Fatty foods pose fatal health problems--study
Researchers at the Albert Einstein College of Medicine, New York established that oily foods enhance the activity of the harmful body protein--plasminogen activator inhibitor-1 (PAI-1) causing inflammation, heart diseases, and diabetes.
Lead researcher, Preeti Kishore, endocrinologist, Albert Einstein College of Medicine said, “Blood levels of free fatty acids, such as triglycerides, rise after a high-fat meal and, in obese people, are often constantly elevated to levels two to three times higher than normal.”

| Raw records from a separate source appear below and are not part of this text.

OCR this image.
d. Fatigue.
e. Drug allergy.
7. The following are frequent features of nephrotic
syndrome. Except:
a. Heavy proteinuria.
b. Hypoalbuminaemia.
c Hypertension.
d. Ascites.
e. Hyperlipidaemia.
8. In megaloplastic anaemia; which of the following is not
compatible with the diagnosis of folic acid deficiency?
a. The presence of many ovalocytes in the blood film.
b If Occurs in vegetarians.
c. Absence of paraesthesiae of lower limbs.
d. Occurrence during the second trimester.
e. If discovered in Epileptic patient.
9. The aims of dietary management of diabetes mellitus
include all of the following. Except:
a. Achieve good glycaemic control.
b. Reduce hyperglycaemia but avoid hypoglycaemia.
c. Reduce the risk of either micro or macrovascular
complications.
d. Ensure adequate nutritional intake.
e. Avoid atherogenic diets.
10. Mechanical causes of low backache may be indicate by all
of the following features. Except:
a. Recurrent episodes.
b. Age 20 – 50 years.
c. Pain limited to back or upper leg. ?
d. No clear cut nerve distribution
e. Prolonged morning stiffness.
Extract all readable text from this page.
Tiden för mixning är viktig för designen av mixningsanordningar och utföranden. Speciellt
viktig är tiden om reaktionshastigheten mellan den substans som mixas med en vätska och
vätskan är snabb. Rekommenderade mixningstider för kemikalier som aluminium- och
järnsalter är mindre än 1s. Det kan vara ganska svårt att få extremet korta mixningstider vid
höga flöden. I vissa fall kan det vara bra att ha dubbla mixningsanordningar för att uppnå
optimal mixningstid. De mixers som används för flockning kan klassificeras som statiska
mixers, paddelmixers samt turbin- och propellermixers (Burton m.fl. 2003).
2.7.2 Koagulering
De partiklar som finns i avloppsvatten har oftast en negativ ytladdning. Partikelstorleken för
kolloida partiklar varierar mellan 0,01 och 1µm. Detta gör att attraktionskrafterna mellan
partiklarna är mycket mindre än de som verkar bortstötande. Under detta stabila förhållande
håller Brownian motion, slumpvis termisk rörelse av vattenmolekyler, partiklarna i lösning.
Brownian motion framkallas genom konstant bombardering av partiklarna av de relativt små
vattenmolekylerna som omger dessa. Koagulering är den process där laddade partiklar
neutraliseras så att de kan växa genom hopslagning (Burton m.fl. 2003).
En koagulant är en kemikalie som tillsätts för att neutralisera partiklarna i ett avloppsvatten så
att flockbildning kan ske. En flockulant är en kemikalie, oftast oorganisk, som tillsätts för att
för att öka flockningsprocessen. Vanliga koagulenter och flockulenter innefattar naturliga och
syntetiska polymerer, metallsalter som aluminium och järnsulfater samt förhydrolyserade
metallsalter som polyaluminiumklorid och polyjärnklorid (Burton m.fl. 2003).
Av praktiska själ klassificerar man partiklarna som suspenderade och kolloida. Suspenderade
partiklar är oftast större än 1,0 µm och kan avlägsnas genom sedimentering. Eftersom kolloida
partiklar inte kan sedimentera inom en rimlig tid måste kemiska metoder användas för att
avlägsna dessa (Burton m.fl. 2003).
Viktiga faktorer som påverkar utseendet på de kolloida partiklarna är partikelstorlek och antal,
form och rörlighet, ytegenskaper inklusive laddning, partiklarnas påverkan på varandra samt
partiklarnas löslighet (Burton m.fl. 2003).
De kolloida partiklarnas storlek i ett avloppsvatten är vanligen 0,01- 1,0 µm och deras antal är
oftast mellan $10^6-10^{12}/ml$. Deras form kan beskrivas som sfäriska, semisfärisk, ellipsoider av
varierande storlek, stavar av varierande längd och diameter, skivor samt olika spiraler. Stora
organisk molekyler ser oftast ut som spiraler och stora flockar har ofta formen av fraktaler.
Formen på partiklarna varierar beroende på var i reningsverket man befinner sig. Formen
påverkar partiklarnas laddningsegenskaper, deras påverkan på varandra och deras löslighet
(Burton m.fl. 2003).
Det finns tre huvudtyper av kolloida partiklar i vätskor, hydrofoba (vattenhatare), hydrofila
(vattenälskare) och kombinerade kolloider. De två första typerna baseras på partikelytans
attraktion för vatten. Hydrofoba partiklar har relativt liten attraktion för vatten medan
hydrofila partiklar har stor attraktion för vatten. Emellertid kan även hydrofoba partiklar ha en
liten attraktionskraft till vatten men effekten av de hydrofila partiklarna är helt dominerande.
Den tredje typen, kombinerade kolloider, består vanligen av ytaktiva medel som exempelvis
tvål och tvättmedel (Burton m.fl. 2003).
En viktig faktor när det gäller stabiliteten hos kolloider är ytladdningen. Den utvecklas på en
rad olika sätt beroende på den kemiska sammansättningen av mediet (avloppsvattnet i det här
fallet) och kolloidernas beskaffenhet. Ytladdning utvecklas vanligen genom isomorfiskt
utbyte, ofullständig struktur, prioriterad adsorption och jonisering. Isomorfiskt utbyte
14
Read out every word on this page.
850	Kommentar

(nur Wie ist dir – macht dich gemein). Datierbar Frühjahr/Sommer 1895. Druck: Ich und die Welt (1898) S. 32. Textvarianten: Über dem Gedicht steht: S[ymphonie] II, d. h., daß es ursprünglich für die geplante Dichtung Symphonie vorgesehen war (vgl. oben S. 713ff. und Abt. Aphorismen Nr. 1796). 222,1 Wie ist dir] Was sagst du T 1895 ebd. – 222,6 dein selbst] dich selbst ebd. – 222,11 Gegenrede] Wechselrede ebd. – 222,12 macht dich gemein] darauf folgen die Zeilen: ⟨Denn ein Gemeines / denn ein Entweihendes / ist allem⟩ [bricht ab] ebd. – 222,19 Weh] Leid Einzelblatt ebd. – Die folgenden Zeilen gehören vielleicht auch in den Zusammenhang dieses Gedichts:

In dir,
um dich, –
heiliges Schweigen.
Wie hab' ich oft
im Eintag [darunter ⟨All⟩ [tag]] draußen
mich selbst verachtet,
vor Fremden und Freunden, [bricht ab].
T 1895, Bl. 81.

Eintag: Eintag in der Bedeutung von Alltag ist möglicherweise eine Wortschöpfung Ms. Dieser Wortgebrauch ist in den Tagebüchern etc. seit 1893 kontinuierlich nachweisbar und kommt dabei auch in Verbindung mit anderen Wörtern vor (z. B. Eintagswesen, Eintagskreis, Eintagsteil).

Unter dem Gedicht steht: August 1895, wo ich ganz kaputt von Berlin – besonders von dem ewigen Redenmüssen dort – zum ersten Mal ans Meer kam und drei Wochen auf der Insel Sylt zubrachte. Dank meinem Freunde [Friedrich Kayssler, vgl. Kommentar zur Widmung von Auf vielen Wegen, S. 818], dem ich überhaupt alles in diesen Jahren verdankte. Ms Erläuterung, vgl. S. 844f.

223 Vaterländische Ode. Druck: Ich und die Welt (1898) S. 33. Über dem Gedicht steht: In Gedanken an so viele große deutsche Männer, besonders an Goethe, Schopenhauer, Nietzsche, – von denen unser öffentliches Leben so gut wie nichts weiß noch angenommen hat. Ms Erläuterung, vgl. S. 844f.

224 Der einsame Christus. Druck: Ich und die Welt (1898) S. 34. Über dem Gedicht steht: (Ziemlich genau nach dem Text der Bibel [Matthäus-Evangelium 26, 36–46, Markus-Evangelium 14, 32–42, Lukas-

Carey Luming, pediatrics professor, University of Michigan, another researcher related to the study said, “Even in lean adults, high dietary fat may increase PAI-1 secretion and alter the risk for heart disease.”
Details of the study
The research team conducted the study on 30 overweight but healthy volunteers, aged 37, with an average body mass index (BMI) of 28.
A BMI of 25 to 29.9 is considered overweight, and 30 or plus is inclined towards obesity.
For the study, researchers stabilized the blood sugar levels of the subjects, and injected an intravenous solution with free fatty acids in concentrated form that replicates the increased levels of obese people.
Apart from this, the team also took stomach fat biopsy--removal of living tissue--of the subjects.
Results of the study
Examination revealed that in five hours of injecting fatty acids, the subjects’ sensitivity to insulin weakened with increase in PAI-1 levels, which is a trait of type 2 diabetes.
It was also found that the fatty acids accelerated the discharge of inflammation-causing proteins--TNF-alpha and IL-6.
The researchers established that these fatty acids stimulate macrophages, immune cells that produce PAI-, which leads to heart diseases.
Conversely, the team stated that PAI-1 protein was produced by macrophages, and not fatty acids alone, as thought earlier.
It was not a single-handed process and an anonymous indication from fat cells was required before macrophages could manufacture these proteins.
“Inflammation is a normal, healthy process, but under certain conditions it becomes inappropriately activated,” Kishore said.
“As people pack on pounds, their macrophages become more sensitive to dietary signals. When these macrophages are activated, they make more of these proteins that are bad for you,” concluded Kishore.
Details of the study appear in Science Translational Medicine.